ARTICLE AD BOX
Jeremy Clarkson – controversial motor journalist and proprietor of Prime Video’s Clarkson’s Farm – has just sent his recalcitrant labradors, Sansa and Arya, on a month-long residential obedience course. But as he attempts to convince Sansa to sit or heel, she simply capers away, immune to her owner’s commands. “F***ing hell,” he laments with a sigh, “they’re worse than ever.” As Clarkson’s Farm returns for its fourth season, viewers are treated, once again, to the timeless comedy of irrepressible, unreconstructed buffoonery, as beloved of the master as it is of the hound.
The big change at Diddly Squat Farm is the elevation of its manager, Kaleb Cooper, to superstardom. As the season commences, Kaleb is off touring his one-man show (the opening episode is interspersed with clips from his act), leaving Clarkson to plough a lonely furrow. “Things have gone a bit topsy turvy,” Clarkson adjudges, from the seat of his Lamborghini (tractor). But twas ever thus at the farm, where simple questions are often met with complex solutions. The big new complication, this time around, is Clarkson’s aspiration to buy a pub, which will serve as both a secondary farm shop and a showcase of British food and drink.

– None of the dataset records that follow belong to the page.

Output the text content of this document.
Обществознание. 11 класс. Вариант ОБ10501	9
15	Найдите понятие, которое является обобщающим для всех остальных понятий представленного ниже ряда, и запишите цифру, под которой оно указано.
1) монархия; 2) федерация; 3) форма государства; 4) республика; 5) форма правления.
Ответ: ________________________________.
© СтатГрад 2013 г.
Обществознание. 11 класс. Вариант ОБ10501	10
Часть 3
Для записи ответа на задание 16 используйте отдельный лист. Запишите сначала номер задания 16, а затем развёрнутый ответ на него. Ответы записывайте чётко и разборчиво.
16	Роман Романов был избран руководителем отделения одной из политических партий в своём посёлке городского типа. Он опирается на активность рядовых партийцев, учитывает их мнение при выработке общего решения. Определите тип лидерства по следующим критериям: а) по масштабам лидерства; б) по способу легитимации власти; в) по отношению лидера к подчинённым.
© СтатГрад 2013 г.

The pub plotline proves a welcome distraction from the travails on the farm. In its fourth season – a winter of contentment – things have settled into a rhythm. Crops all but select themselves, the livestock are unruly but well established. The show confects the occasional set piece – planting willow trees to supply cricket bats at a two-decade profit horizon, or testing out new tractors like the good ol’ days of Top Gear – but the farm feels like a known quantity now. And so, the pub is a narrative necessity, reigniting the dreamy, entrepreneurial spirit that made Clarkson’s Farm’s early episodes sing. With Britain’s pubs in a crisis even more dramatic than the farming sector – with a third of all pubs having closed since the millennium – it might be up to Clarkson’s Boozer to inspire a new generation of publicans.
Because Clarkson – love him or hate him – is an inspirational figure in this department. Armed with nothing more than his reputation (oh, and Amazon’s blank chequebook), he throws himself manfully into every assignment on offer. With Kaleb gallivanting (catching “c*** flu”, the famous person’s illness, as Clarkson labels it), Clarkson hires a temporary replacement in the form of Harriet Cowan, a #farmtok influencer. It is a move typical of the show’s bait and switch. Clarkson is a vehicle for boorish, windbag humour, but he is not an evangelist for it. When he complains about being sore, his acerbic Irish partner, Lisa, replies unsympathetically. “That happens every time we have a period,” she tells him. “And we cope with it.” He is, by his own admission, a “hapless f***wit”, but one who oscillates between vilifying the council’s “planning police” and advocating better provision for mental health.
In short, the show is much more tolerable to the liberal mindset than many would expect. Clarkson has proven himself an important champion for rural affairs, at a time when the industry is challenged. He might be unpopular in the corridors of DEFRA, but many farmers see him as an improbable figurehead of a sector embattled on all fronts, by Brexit and climate change and immigration and the economy. All the same, these are points that he has been making since the first series aired, and, with this fourth instalment, the show does feel like it is running out of rallying cries. Kaleb is not just a star now, but a millionaire – Strictly surely beckons – and the Diddly Squat Farm Shop a popular tourist pitstop. The show’s central question – can a know nothing TV celeb build a successful farm business? – feels like a fait accompli.
But the fact remains that Clarkson’s Farm is, perhaps, the best executed example of the constructed reality genre – narratively nimble and crafted with the same artisanal affection that goes into a jar of Bee Juice honey. Like crop yields after a wet winter, it might be suffering from diminishing returns, but there’s still some gentle British wit to be harvested, too.